"Vous croyez vraiment que ce sont les chaussures d'une personne qui en a quelque chose à foutre du Velvet Underground ?"
Et bim, bienvenue dans l'envers du décor de l'industrie du disque anglaise de la fin des 90's, une époque bénie (ou pas) où le sens du mot "artistique" a depuis longtemps été oublié, où sortir une sorte de tube techno-dance avec "suck my dick" comme uniques paroles et produire un girls-band de poufs incapables de chanter la moindre note sont des choses on ne peut plus courantes tant que les billets verts coulent à flot derrière.
L'argent, l'unique motivation de ces cadres de labels arrivistes, imbibés de tous les paradis artificiels existants jusqu'à l'os et prêt à nous balancer n'importe quelle soupe en guise de BO de notre vie.
Tout ça, on va le vivre à travers le regard de l'arrogant, égocentrique, exécrable - et donc génial - Steven Stelfox (Nicholas Hoult, dé-men-tiel), qui ferait tout pour décrocher le poste de directeur artistique en chef de sa boîte. Mais vraiment tout. Même littéralement éliminer ses concurrents directs.
Ah oui, il est important de préciser que Steven est un psychopathe en puissance magistralement exposé lors d'une des meilleures scènes d'introduction de l'année.
"Kill your friends" vire donc très vite à la brillante satire de cet univers à coups de dialogues référencés hilarants et de personnages percutants (les membres du label et leurs poulains sont à hurler de rire).
Même le procédé souvent irritant de la voix-off et du personnage principal s'adressant directement à nous, spectacteurs, fonctionne et puise sa force dans le narcissisme monstrueux de Steven.
Enfin, le tout est emballé avec une BO qui fera frémir n'importe quelle personne ayant grandi à la fin des 90's.
Bref, c'est un régal... du moins, pendant la première moitié.
L'ossature narrative de "Kill your friends" adopte le traditionnel cycle du "succès-excès-chute-rédemption-retour au succès" mais en épousant le caractère de son personnage principal (je n'en dirais pas plus sous peine de spoilers), seulement lorsque Steven va toucher le fond, il va entraîner le film avec lui dans sa chute.
La deuxième partie perd son rythme effrénée, son style accrocheur et la plus grosse erreur est peut-être de vouloir susciter de l'empathie pour Steven, là où on a tellement aimer "s'amuser" avec lui.
Le film connaît alors un vrai trou d'air, heureusement en partie rattraper par son excellent quart d'heure final qui retrouve le mordant des premiers instants.

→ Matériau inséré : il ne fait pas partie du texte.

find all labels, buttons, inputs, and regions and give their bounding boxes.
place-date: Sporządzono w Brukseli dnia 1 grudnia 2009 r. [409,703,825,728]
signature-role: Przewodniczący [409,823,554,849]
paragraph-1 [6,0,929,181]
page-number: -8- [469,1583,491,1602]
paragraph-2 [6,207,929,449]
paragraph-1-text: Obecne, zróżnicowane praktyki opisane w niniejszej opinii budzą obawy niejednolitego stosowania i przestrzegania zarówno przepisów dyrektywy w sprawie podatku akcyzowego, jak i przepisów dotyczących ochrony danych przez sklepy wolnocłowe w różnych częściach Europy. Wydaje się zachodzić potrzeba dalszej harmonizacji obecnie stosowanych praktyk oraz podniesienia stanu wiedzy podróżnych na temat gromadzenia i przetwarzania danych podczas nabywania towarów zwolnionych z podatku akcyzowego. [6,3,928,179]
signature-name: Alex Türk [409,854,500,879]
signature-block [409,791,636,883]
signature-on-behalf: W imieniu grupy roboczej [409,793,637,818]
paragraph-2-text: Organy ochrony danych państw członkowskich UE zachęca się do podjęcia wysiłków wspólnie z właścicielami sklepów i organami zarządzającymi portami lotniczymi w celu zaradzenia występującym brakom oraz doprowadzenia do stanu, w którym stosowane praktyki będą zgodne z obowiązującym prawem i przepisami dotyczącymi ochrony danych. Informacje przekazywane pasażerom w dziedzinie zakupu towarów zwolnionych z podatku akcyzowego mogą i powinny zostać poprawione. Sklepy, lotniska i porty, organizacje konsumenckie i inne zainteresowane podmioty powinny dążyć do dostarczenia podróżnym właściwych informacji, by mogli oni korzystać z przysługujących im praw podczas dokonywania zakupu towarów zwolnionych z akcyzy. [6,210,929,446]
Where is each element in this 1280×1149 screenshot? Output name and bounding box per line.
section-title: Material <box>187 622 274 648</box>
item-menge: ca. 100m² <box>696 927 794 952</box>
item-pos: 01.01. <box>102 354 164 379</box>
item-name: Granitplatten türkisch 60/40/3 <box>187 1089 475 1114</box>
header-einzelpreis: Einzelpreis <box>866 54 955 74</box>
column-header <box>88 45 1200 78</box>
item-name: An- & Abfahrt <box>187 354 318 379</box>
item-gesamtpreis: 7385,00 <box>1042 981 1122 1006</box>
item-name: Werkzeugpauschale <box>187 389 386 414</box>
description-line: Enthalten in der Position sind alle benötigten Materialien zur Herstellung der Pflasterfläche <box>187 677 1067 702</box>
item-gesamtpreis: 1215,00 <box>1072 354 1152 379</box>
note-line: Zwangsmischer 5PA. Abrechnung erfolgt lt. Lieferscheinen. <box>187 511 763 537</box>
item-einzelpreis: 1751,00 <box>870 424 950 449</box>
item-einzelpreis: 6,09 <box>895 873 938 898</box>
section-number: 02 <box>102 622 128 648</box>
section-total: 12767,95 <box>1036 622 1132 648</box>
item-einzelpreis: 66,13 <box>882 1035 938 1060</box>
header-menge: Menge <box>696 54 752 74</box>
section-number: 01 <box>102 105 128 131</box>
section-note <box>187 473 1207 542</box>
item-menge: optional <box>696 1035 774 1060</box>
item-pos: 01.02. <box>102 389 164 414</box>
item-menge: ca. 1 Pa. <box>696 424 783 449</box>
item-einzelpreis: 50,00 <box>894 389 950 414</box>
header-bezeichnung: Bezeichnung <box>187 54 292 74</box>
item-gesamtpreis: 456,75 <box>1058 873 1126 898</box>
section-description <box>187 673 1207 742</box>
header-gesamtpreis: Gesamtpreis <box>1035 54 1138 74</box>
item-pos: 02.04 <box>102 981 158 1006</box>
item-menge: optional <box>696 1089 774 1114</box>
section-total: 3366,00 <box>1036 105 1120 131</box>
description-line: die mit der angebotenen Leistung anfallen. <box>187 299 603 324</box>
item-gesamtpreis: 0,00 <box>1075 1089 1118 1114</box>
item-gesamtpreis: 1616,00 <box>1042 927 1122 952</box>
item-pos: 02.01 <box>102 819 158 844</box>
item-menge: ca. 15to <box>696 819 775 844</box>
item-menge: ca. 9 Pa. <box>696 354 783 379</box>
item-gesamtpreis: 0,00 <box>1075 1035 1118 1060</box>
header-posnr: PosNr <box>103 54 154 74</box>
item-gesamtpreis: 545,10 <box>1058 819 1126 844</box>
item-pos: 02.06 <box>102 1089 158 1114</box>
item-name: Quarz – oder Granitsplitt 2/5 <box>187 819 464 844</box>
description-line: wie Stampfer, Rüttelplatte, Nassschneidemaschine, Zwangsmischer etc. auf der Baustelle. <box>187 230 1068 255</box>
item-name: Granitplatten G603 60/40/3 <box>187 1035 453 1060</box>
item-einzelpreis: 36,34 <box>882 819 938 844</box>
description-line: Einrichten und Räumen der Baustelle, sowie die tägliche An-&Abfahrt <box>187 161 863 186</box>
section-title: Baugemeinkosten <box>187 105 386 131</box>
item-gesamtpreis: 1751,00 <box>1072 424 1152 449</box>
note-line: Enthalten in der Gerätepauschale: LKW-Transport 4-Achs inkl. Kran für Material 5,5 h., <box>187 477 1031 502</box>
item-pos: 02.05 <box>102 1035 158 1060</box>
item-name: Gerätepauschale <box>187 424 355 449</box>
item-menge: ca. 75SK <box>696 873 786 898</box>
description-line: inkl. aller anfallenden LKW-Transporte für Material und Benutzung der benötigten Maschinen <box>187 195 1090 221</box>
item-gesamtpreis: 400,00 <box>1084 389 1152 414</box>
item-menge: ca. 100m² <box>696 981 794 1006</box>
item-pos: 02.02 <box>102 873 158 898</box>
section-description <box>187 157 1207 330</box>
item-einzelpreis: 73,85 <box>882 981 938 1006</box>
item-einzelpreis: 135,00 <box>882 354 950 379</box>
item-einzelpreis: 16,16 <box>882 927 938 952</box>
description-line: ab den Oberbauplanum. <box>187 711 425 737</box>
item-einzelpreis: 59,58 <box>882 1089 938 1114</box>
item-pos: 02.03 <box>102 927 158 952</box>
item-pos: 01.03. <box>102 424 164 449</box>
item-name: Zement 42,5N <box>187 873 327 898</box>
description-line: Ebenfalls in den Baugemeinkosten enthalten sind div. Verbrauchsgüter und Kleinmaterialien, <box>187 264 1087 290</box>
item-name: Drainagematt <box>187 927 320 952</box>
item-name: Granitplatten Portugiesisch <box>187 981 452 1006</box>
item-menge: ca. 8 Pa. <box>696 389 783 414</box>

Mais c'est hélas trop tard, ce "creux de la vague" empêchera "Kill your Friends" d'atteindre un stade auquel il pouvait prétendre.
Il ne restera qu'un film quelque peu boiteux mais où l'on s'est diablement éclaté pendant une première moitié très défouloir et une dernière partie bien pensée. Rien que pour ça...
Pour conclure, on a souvent vendu cette adaptation d'un roman de John Niven comme une sorte d'"American Psycho" anglais. On peut répondre à la fois par oui et par non à cette comparaison.
Oui car, forcément, on peut voir quelques liens de parenté entre les personnages de Steven Stelfox et de Patrick Bateman qui trompent leur monde en éliminant les éléments qui les gênent.
"Kill your Friends" partage aussi le côté satirique et sarcastique du film (et en partie du roman) "American Psycho" dans la description d'un microcosme propre à une époque.
Et un amusant parallèle se dessine entre les deux films avec les dialogues entre Steven et un policier qui renvoient irrémédiablement aux échanges entre Bateman et le détective Kimball.
Non car "Kill your friends" est d'une violence bien moindre qu'"American Psycho" (et je ne parle même pas du roman). De plus, même s'il y a des similarités, Steven Stelfox apparaît beaucoup plus gentillet et bien moins déjanté que son illustre cousin adepte des cartes de visite.